The weekly demonstrations are being led by younger Israelis, although veterans of the Israeli peace camp have shown up, too - including prominent figures like the novelist David Grossman, the philosopher Moshe Halbertal, and the literary critic Sidra DeKoven Ezrahi. “J Street,’’ the American Jewish lobbying group, has sent a petition of support signed by 10,000 Americans. Today, Avrum Burg, the former speaker of the Israeli Knesset, is here to support the evicted families. When I asked him what the vigil meant, he said, “This is an iconic group. Intellectuals, blue collar people, Jews, Arabs, old, young—representing thousands of people. This is a permanent reality.’’
Untie this knot in the nearly hopeless Israeli-Palestinian tangle and many others could be untied as well. The demonstrators are not interested in being valourised as champions of a vibrant Israeli democracy. Instead, they look to be bolstered by the broader world against the once-marginal figures who have more and more power in Israel. (The foreign ministry is headed by the far-right Avigdor Lieberman.
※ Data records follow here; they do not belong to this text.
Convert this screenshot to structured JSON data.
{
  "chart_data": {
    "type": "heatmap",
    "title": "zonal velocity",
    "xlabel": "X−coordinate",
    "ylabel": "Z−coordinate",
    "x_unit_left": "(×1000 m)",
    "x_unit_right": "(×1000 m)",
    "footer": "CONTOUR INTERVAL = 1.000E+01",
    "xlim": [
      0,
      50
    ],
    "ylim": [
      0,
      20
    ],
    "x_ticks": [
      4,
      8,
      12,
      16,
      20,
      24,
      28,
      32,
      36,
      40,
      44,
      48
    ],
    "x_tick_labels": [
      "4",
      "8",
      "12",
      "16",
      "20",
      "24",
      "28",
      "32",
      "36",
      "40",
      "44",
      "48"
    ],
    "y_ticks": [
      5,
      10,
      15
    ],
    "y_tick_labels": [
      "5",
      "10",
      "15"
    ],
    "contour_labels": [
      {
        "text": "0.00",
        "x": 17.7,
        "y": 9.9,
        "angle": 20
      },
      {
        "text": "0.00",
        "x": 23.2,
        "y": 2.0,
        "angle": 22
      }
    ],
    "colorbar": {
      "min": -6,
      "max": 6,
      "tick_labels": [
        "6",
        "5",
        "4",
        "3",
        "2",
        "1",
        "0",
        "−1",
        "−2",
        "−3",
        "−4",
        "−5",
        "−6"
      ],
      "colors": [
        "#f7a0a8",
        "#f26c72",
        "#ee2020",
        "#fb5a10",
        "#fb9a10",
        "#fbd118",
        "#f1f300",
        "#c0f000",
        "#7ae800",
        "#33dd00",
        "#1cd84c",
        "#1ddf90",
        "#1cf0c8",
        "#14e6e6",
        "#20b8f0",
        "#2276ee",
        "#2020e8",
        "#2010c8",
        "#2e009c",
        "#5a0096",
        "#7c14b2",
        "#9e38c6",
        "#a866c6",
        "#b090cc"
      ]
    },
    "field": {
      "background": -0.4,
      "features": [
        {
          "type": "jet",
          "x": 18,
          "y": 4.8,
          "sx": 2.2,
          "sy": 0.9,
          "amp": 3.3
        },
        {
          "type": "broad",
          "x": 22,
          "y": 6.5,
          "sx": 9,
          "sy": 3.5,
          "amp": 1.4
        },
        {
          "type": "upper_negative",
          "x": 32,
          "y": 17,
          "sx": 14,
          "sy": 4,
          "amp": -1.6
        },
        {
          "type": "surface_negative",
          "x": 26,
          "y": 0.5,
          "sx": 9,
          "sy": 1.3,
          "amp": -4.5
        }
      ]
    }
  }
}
This week, his deputy snubbed five US congressmen, including William Delahunt of Massachusetts, while Tzipi Livni, the opposition leader, warned “The Jewish state has been taken hostage by the ultra-orthodox parties.’’)
A critical stage has been reached, with the government-encouraged status quo showing up as disaster in the making, as much for Israel as for Palestine.
Jamalat Ghawi, a mother of four, told me from her place in the ad hoc tent across the street from her house, “I feel frustration and anger, and worry for my children. They dream of their house at night. They are terrified. They have no idea where they are going.” Today, they are not alone.